Maigrophobie
Ça a commencé à peu près comme ça :
« À ce que je vois, tu auras la culotte de cheval de la famille. »
J'ai 13 ans. Je ne comprends pas vraiment ce que « culotte » et « cheval » font ensemble, mais à en juger par le regard de mon interlocutrice, ce n'est pas un compliment. Alors, instinctivement, je me tords dans tous les sens pour voir mon postérieur dans le miroir. Plus je le regarde, plus je le trouve énorme. Je complexe. Je le cache.
Puis, insidieusement, d'autres critiques fusent :
« La poitrine, à mon avis, tu peux oublier. »
« Putain, t'es blanche comme un cul. »
« C'est quoi cette horreur que tu portes ? »
Le pire, c'est que ces remarques viennent de ma famille. De femmes, qui plus est. Avant cela, je ne m'étais jamais posé la question de mon apparence. Je me sentais bien, et ça me suffisait. Mais peu à peu, ces mots se sont infiltrés dans mon esprit et ont fini par m'habiter totalement. Et sans m'en rendre compte, je me suis lancée sur ce long et tortueux chemin vers la non-acceptation de soi, offert avec amour par mes proches. [Merci.]

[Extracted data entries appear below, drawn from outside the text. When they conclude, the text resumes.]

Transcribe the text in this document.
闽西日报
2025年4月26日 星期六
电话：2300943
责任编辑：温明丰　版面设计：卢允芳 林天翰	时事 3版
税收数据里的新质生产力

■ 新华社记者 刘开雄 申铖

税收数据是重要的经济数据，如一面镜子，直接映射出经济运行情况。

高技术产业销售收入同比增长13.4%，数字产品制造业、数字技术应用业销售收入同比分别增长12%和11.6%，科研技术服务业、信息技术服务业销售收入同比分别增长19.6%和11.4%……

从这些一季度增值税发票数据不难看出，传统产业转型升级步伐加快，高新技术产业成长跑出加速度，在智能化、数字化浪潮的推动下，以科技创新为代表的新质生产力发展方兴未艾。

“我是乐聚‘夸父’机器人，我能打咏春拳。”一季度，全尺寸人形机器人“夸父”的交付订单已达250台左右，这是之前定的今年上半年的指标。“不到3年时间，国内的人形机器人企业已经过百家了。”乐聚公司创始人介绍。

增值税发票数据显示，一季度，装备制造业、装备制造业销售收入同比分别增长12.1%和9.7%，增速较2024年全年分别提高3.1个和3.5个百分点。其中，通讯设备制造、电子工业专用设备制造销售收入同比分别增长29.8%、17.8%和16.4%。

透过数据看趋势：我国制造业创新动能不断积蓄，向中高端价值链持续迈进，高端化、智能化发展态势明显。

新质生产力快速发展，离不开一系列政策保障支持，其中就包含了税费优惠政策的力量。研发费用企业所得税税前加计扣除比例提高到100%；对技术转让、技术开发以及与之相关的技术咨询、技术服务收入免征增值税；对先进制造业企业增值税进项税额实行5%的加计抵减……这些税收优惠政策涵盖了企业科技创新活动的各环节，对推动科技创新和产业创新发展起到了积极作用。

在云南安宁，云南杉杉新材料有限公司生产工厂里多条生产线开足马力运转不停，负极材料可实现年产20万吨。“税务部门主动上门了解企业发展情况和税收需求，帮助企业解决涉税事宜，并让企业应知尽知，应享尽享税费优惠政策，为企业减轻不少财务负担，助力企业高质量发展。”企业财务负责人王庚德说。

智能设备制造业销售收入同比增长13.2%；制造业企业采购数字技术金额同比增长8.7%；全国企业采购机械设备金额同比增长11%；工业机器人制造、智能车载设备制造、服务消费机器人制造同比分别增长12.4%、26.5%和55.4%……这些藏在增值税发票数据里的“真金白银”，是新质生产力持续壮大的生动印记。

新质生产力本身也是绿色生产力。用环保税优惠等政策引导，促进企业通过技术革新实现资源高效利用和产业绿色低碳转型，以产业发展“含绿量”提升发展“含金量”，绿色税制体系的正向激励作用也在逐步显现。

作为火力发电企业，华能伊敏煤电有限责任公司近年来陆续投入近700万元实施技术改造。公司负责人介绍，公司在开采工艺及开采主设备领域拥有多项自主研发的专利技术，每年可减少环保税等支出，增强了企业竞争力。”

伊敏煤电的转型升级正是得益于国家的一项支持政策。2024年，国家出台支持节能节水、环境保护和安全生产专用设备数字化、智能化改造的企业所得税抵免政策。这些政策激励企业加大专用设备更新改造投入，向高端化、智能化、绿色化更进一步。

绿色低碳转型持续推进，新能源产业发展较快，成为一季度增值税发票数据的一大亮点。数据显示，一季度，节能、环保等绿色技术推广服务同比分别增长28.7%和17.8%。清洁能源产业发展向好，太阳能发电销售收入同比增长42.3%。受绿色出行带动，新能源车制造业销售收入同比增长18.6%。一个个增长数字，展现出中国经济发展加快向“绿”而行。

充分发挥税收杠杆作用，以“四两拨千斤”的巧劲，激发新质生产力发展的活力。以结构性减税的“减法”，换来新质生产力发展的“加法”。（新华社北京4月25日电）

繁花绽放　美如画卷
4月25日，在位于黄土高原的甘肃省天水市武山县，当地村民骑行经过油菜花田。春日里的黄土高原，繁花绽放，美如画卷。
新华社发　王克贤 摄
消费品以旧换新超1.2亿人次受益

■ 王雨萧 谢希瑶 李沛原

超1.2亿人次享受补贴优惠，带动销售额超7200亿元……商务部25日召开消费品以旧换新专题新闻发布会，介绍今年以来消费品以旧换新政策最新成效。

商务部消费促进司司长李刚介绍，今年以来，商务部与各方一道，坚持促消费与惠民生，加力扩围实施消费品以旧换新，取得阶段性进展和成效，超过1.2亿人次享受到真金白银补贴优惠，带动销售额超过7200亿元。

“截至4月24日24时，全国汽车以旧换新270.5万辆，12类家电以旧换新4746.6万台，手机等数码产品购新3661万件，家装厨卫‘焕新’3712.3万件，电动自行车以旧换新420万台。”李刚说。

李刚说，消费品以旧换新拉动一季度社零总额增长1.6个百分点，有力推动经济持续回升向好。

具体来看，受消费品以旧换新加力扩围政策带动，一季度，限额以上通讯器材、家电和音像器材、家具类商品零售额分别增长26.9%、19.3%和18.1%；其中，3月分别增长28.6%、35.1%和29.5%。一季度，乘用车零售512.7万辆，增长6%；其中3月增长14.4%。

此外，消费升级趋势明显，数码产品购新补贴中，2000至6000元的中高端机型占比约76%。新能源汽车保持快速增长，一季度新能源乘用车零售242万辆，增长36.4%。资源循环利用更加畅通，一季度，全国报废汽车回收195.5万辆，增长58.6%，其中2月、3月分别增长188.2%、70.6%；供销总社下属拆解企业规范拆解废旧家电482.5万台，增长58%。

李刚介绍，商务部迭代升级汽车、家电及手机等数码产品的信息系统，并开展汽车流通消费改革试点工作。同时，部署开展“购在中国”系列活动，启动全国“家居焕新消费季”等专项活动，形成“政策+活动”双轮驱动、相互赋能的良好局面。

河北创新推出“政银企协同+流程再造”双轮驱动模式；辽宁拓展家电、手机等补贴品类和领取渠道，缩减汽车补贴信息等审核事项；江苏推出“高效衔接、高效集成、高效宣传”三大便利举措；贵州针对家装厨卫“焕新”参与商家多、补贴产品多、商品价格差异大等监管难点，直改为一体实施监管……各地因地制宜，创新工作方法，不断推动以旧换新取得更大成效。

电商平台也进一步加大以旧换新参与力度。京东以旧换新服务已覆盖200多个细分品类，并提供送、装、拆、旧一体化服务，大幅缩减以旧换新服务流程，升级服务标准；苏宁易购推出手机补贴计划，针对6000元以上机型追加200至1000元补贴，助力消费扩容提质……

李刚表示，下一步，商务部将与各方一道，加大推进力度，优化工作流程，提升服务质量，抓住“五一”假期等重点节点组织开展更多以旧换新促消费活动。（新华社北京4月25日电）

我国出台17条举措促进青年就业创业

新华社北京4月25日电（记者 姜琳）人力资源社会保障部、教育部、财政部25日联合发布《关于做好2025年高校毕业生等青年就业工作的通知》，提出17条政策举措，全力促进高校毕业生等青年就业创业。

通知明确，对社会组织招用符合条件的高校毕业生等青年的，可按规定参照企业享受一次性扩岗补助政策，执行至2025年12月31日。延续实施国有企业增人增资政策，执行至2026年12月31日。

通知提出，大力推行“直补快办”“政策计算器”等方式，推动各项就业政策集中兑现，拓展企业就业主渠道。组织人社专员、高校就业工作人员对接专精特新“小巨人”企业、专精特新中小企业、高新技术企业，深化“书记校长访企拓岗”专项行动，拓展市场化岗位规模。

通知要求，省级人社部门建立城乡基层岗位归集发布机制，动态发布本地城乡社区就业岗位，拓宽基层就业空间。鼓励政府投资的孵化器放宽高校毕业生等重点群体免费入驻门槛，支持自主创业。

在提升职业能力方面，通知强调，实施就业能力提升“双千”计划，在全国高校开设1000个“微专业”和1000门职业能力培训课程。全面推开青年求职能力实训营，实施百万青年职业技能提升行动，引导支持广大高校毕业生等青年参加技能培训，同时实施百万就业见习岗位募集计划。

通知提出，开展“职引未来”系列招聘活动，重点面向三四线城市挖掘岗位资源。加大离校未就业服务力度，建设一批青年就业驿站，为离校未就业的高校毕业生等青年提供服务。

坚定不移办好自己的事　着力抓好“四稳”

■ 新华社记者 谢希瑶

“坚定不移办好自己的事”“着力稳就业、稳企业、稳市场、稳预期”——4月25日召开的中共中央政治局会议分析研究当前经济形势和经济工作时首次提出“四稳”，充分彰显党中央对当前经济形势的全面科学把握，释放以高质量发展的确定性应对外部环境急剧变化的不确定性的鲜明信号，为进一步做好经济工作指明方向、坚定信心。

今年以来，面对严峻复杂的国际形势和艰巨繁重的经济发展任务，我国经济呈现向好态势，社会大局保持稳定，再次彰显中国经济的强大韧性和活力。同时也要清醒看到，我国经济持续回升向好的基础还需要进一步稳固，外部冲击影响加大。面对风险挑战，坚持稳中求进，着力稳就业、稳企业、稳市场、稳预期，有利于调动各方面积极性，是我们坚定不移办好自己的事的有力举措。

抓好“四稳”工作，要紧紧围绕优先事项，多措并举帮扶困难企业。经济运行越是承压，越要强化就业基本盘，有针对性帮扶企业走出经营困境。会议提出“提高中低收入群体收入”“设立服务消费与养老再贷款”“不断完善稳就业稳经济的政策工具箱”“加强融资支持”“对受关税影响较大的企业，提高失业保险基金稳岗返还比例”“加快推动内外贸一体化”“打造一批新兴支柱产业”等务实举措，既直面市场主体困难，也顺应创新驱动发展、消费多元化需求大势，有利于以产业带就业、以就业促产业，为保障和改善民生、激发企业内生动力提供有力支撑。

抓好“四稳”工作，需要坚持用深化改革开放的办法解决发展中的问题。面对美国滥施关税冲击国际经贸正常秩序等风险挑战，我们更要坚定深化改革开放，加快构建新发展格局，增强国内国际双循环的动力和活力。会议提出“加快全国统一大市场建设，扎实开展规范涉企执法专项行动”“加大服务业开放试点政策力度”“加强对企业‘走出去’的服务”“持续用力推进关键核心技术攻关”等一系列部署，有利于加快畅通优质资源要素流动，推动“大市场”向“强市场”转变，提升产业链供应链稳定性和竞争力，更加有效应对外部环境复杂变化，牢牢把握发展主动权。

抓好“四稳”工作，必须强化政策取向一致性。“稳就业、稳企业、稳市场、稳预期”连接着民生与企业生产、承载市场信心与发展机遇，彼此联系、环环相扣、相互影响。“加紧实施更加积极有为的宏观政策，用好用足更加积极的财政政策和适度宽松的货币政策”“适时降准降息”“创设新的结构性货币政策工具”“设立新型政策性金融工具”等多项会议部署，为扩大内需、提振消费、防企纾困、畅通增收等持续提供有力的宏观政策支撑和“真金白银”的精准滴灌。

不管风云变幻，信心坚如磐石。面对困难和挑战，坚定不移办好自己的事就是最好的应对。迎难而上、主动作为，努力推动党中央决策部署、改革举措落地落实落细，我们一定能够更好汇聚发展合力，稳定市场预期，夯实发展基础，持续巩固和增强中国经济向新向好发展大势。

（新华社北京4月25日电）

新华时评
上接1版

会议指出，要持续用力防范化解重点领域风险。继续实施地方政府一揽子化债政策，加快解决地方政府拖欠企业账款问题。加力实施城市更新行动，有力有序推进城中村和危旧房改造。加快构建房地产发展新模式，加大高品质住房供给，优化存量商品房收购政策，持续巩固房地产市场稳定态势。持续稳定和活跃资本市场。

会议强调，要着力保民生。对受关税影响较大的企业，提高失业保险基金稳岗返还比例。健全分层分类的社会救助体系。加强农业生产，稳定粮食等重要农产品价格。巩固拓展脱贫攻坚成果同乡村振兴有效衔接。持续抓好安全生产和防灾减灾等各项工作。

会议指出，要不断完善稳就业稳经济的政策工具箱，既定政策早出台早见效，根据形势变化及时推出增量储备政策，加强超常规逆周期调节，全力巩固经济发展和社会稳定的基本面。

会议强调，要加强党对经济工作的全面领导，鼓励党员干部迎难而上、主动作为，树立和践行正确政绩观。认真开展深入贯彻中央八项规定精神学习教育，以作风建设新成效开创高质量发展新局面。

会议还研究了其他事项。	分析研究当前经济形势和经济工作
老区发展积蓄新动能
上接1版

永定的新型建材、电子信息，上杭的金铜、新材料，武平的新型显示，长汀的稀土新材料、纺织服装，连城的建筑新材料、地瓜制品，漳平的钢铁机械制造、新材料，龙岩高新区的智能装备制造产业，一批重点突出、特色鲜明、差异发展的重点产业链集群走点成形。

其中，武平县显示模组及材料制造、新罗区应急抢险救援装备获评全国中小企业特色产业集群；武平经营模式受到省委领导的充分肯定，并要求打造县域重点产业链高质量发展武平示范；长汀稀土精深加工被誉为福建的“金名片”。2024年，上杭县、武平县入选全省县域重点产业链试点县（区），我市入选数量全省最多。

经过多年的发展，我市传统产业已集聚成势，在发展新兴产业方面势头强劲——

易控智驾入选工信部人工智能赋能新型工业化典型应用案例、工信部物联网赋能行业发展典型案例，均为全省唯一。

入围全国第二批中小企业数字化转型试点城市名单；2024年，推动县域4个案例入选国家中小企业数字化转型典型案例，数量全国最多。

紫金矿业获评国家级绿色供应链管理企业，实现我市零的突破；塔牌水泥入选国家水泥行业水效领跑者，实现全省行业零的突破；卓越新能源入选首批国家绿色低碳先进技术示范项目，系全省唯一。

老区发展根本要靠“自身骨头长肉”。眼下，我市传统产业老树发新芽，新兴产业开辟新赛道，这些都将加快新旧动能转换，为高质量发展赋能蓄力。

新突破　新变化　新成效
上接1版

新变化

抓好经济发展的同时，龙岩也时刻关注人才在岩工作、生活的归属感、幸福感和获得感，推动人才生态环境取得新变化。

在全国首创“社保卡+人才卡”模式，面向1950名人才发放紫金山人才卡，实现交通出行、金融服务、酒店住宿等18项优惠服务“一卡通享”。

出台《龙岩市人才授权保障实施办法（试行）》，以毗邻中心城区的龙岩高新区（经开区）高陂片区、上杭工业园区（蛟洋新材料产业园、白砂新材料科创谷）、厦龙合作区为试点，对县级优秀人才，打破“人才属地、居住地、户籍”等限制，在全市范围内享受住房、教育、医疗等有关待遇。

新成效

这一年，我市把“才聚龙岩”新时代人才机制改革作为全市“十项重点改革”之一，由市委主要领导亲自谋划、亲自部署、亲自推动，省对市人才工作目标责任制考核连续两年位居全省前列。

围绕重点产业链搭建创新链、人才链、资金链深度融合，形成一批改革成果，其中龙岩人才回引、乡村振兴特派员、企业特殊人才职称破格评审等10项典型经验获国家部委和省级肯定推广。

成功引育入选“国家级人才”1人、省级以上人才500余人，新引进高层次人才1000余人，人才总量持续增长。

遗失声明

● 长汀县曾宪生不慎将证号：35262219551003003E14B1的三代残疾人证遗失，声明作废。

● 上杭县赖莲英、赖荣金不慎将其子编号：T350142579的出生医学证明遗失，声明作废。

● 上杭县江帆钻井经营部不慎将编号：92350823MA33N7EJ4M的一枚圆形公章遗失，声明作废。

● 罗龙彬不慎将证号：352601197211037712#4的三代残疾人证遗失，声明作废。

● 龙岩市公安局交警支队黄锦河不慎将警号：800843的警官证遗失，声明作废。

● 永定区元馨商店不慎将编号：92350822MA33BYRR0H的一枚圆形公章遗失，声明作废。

En grandissant, le regard des autres m’a poussé à supposer que je n’étais peut-être pas si horrible que ça. J’ai gagné en confiance, mais pas assez pour m'accepter vraiment. Parfois, j’ai osé me trouver jolie, mais l'illusion était vite balayée par une nouvelle salve de critiques. Elles avaient évolué :
« Pfoua, t'es maigre, t'es malade ? »
« On va finir par ne plus te voir ! »
« Tu ne manges pas assez, ce n'est pas possible. »
« Avec un peu plus de poitrine, ce serait mieux. »
« Delphine, elle serait bonne... mais seulement avec des seins. »
Et parfois, un peu d'humour : « T'es comme une cathédrale, les seins sont à l'intérieur. »
Pendant longtemps, j'ai encaissé ces piques lancées avec légèreté tel un « Salut, ça va ? ». J'ai toujours gardé le silence, car ces remarques venaient souvent de personnes elles-mêmes mal dans leur peau. Mais aujourd'hui, à 33 ans, après avoir donné naissance à ma fille, une question me traverse l'esprit : comment appelle-t-on les gens qui critiquent la maigreur ?
Je connais l'inverse : la grossophobie. Mais pour les « supposés » maigres ? Alors, j'ai demandé à mon meilleur allié, ChatGPT, qui m'a répondu : le terme équivalent à la grossophobie est « maigrophobie » ou parfois « minçophobie ». Bien que moins courants, ces mots désignent les discriminations, moqueries et jugements négatifs envers les personnes perçues comme trop maigres.
Alors, à toutes celles et ceux qui jugent le corps des autres, la prochaine fois que tu trouves quelqu'un trop mince à ton goût, sache que tu le discrimines. Pire, tu te moques et le juges. Si tu as le tact de ne pas dire à une personne en surpoids qu'elle est « grosse » en face, fais de même pour l'inverse. C'est exactement la même chose. Et surtout, c'est blessant.
On m'a toujours dit qu'on ne devait jamais reprocher à quelqu'un quelque chose qu'il ne peut pas changer en deux minutes. Alors, un peu de bienveillance.